The Union, May 27, 1911, reported that the Dr. R.C. Massenburg of Towson (a pharmacist), as the County Health Officer, had authorized the exhumation of several bodies from the Stansbury family burial plot on the Eudowood grounds and their re-interment in the family lot in Greenmount Cemetery held in the name of Mrs. Eudocia Stansbury. Involved in this removal were: Thomas Stansbury Sr. (d. 1816); Thomas Stansbury, Jr. (husband to Eudocia), d. 1856; Deborah (with a weather-obliterated last name), d. 1842; Annie Powell (d. 1837) and John Powell (d. 1838). It is unclear if any bodies remain in the cemetery today.

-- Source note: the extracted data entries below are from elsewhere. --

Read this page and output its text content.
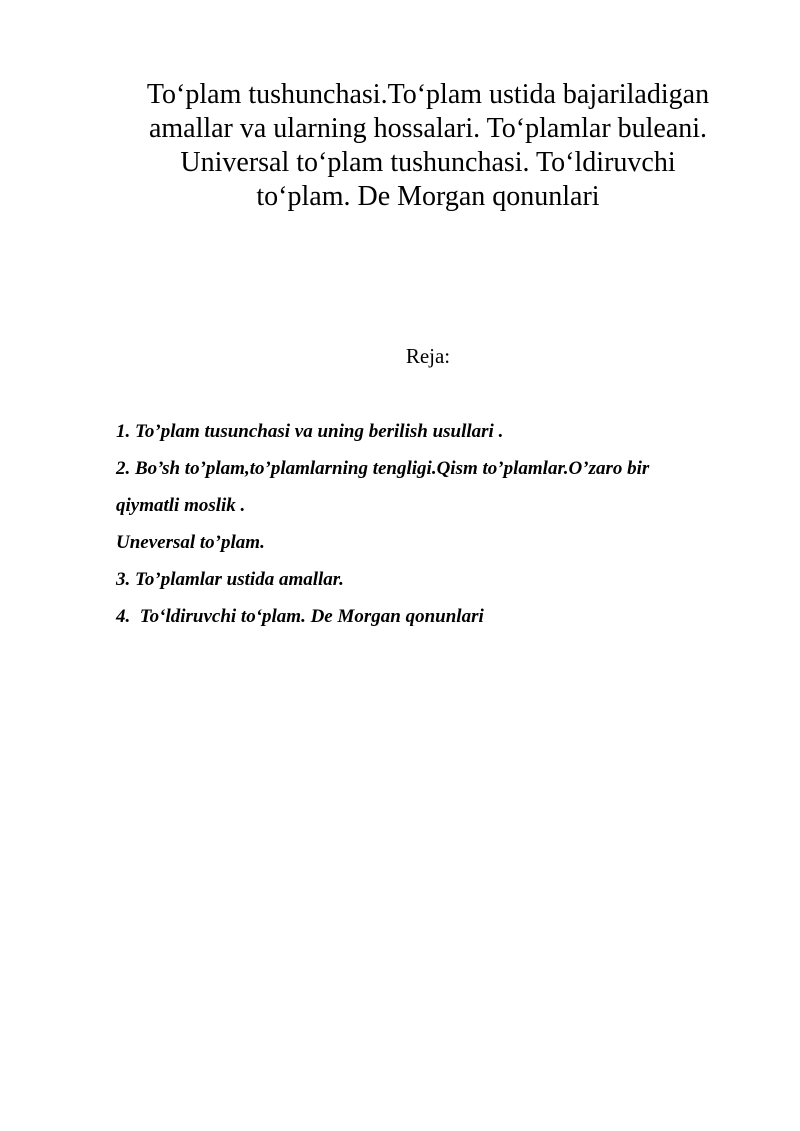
To‘plam tushunchasi.To‘plam ustida bajariladigan
amallar va ularning hossalari. To‘plamlar buleani.
Universal to‘plam tushunchasi. To‘ldiruvchi
to‘plam. De Morgan qonunlari

Reja:

1. To’plam tusunchasi va uning berilish usullari .
2. Bo’sh to’plam,to’plamlarning tengligi.Qism to’plamlar.O’zaro bir
qiymatli moslik .
Uneversal to’plam.
3. To’plamlar ustida amallar.
4.  To‘ldiruvchi to‘plam. De Morgan qonunlari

Over the years, the farmland became increasingly attractive to potential buyers. Anticipating a housing demand following World War II, developer James Dorment purchased 150 acres on the east side of Loch Raven Boulevard from William Hahn, a black angus cattle farmer, for $1,100 per acre, and started building the neighboring Loch Raven Village in 1946. In 1951, the Hahn farm, between Loch Raven Boulevard and Pleasant Plains Road, was purchased for $2,500 per acre. In 1955, 218 acres of land west of Pleasant Plains, known as the Eudowood Tract, were acquired by the developer from the Eudowood Hospital for $5,000 per acre, completing the Loch Raven village area, which now has 1,472 homes.

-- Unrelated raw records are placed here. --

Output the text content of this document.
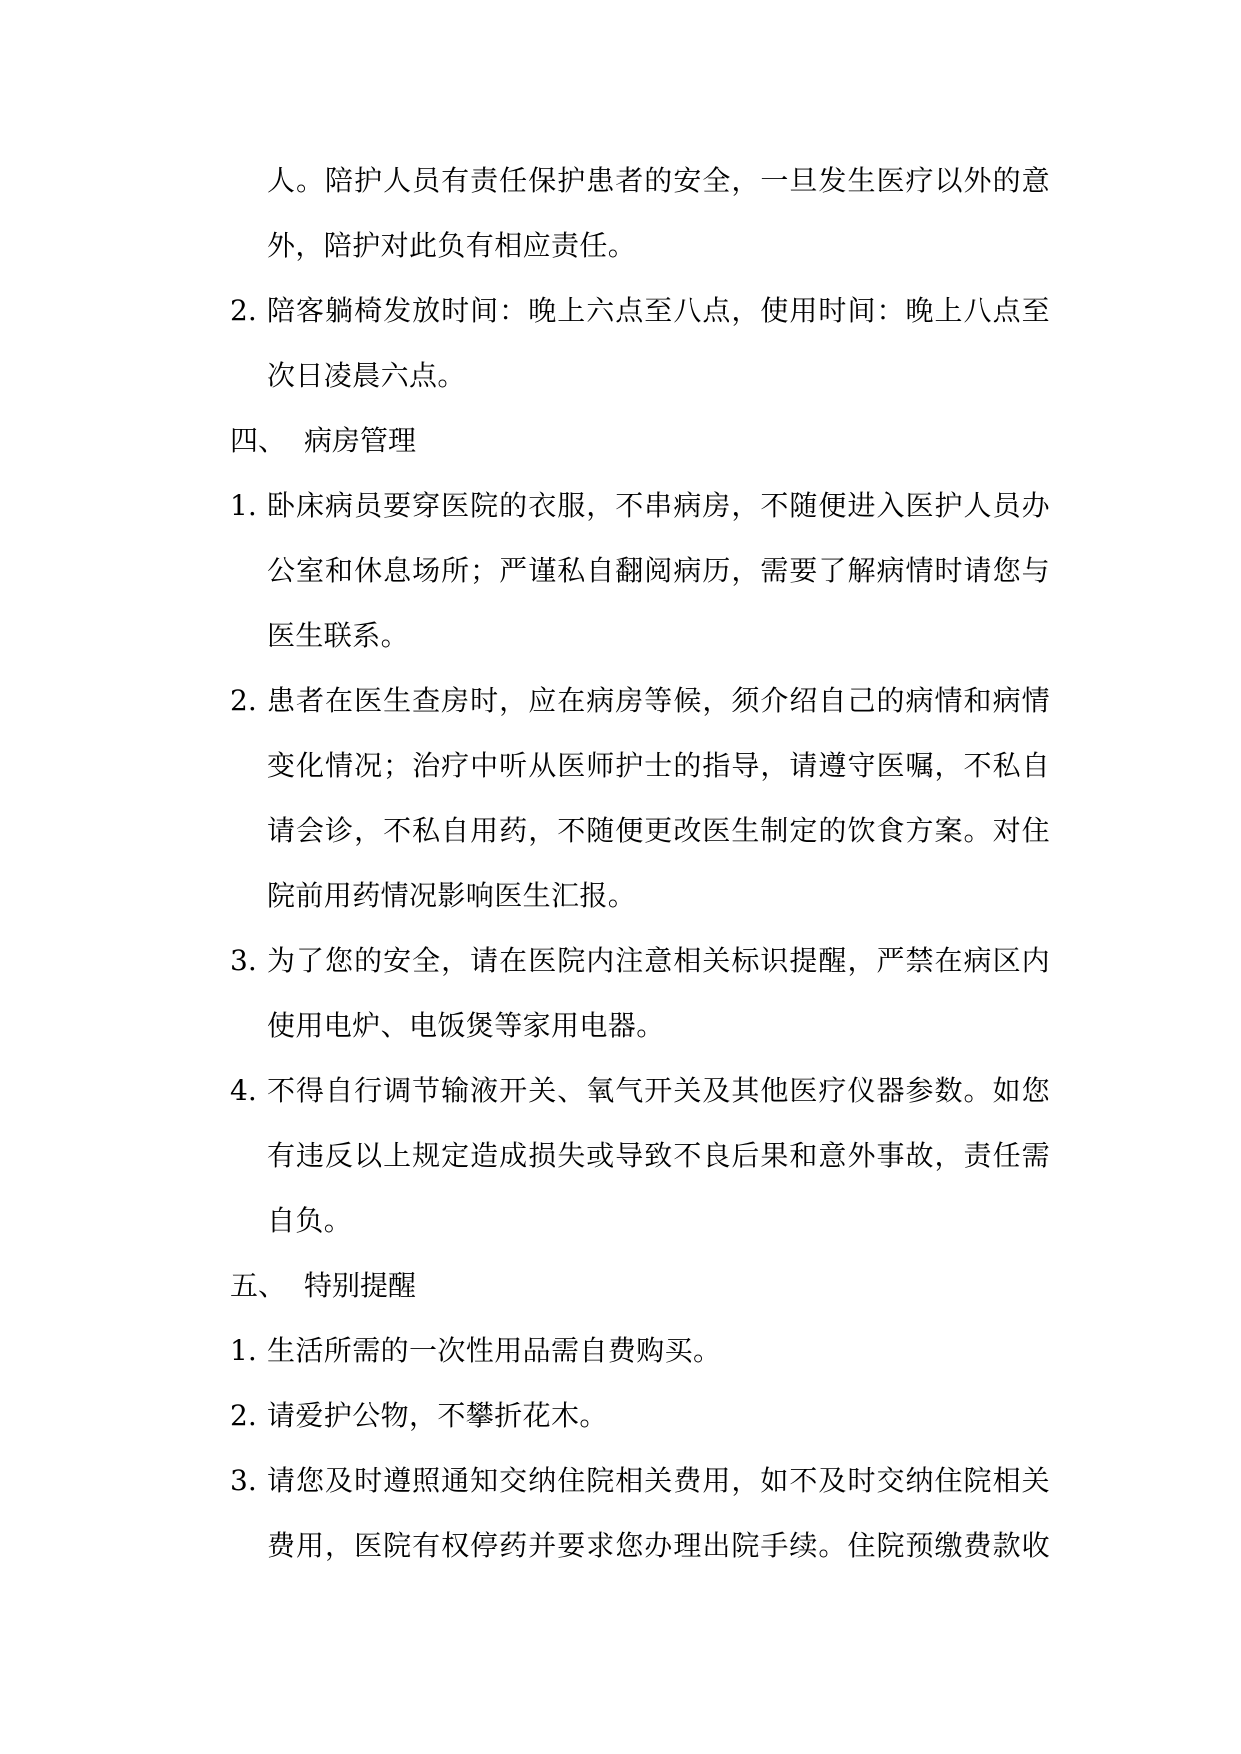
人。陪护人员有责任保护患者的安全，一旦发生医疗以外的意
外，陪护对此负有相应责任。
2. 陪客躺椅发放时间：晚上六点至八点，使用时间：晚上八点至
次日凌晨六点。
四、 病房管理
1. 卧床病员要穿医院的衣服，不串病房，不随便进入医护人员办
公室和休息场所；严谨私自翻阅病历，需要了解病情时请您与
医生联系。
2. 患者在医生查房时，应在病房等候，须介绍自己的病情和病情
变化情况；治疗中听从医师护士的指导，请遵守医嘱，不私自
请会诊，不私自用药，不随便更改医生制定的饮食方案。对住
院前用药情况影响医生汇报。
3. 为了您的安全，请在医院内注意相关标识提醒，严禁在病区内
使用电炉、电饭煲等家用电器。
4. 不得自行调节输液开关、氧气开关及其他医疗仪器参数。如您
有违反以上规定造成损失或导致不良后果和意外事故，责任需
自负。
五、 特别提醒
1. 生活所需的一次性用品需自费购买。
2. 请爱护公物，不攀折花木。
3. 请您及时遵照通知交纳住院相关费用，如不及时交纳住院相关
费用，医院有权停药并要求您办理出院手续。住院预缴费款收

The land from Loch Ness Road to Putty Hill Road was purchased in 1948 by Ralph Simmers, Sr., and developed into townhomes. Before construction began, dogwood trees covered a large area of the neighborhood. The first homes were built on Thetford Rd, followed by Hardwick, Aberdeen, Pleasant Plains, Wyton, Byington, Loch Ness, and finally Loch Raven Blvd. At this time Putty Hill was a dirt road and Loch Raven Blvd was only partially paved.

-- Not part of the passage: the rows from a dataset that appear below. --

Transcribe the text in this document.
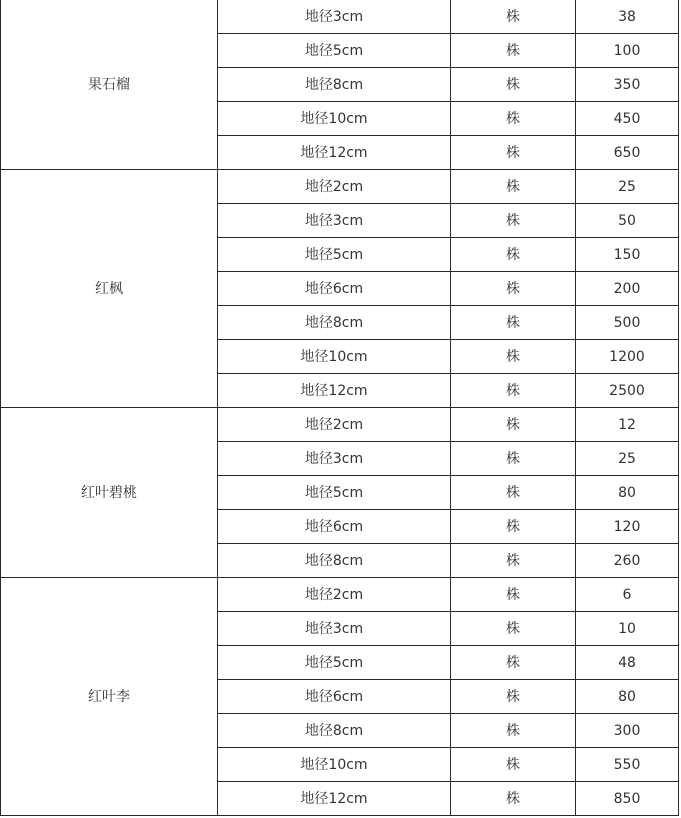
果石榴	地径3cm	株	38
	地径5cm	株	100
	地径8cm	株	350
	地径10cm	株	450
	地径12cm	株	650
红枫	地径2cm	株	25
	地径3cm	株	50
	地径5cm	株	150
	地径6cm	株	200
	地径8cm	株	500
	地径10cm	株	1200
	地径12cm	株	2500
红叶碧桃	地径2cm	株	12
	地径3cm	株	25
	地径5cm	株	80
	地径6cm	株	120
	地径8cm	株	260
红叶李	地径2cm	株	6
	地径3cm	株	10
	地径5cm	株	48
	地径6cm	株	80
	地径8cm	株	300
	地径10cm	株	550
	地径12cm	株	850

The name for Knettishall and its streets came from a town in Suffolk County, England, 70 miles north of London that gave sanctuary to the 388th Bomb Group of the U.S. Allied Air Force during World War II. One of these weary pilots named our streets after the surrounding villages and air bases of English Knettishall, in tribute to the great kindness of the villagers during those war years. The original inscription of the first Knettishall sign read “This community of 365 homes is named after a quaint town in England, its streets after the surrounding villages, in recognition of the villager’s kindness to the 388th Bomb Group, USAAF, during World War II.”
The land on which Pleasant Plains Elementary stands was once an alfalfa field and dairy farm owned by the Eudowood Sanatorium. Trees lined Pleasant Plains Rd and continued up the lane past the cemetery. On the west end of the ball field in back of the school stand the original trees that surrounded to two caretaker mansions for the Sanatorium. In addition, the old barn standing on Glen Keith Blvd, now used by the Maintenance Dept of the Board of Education was part of this property.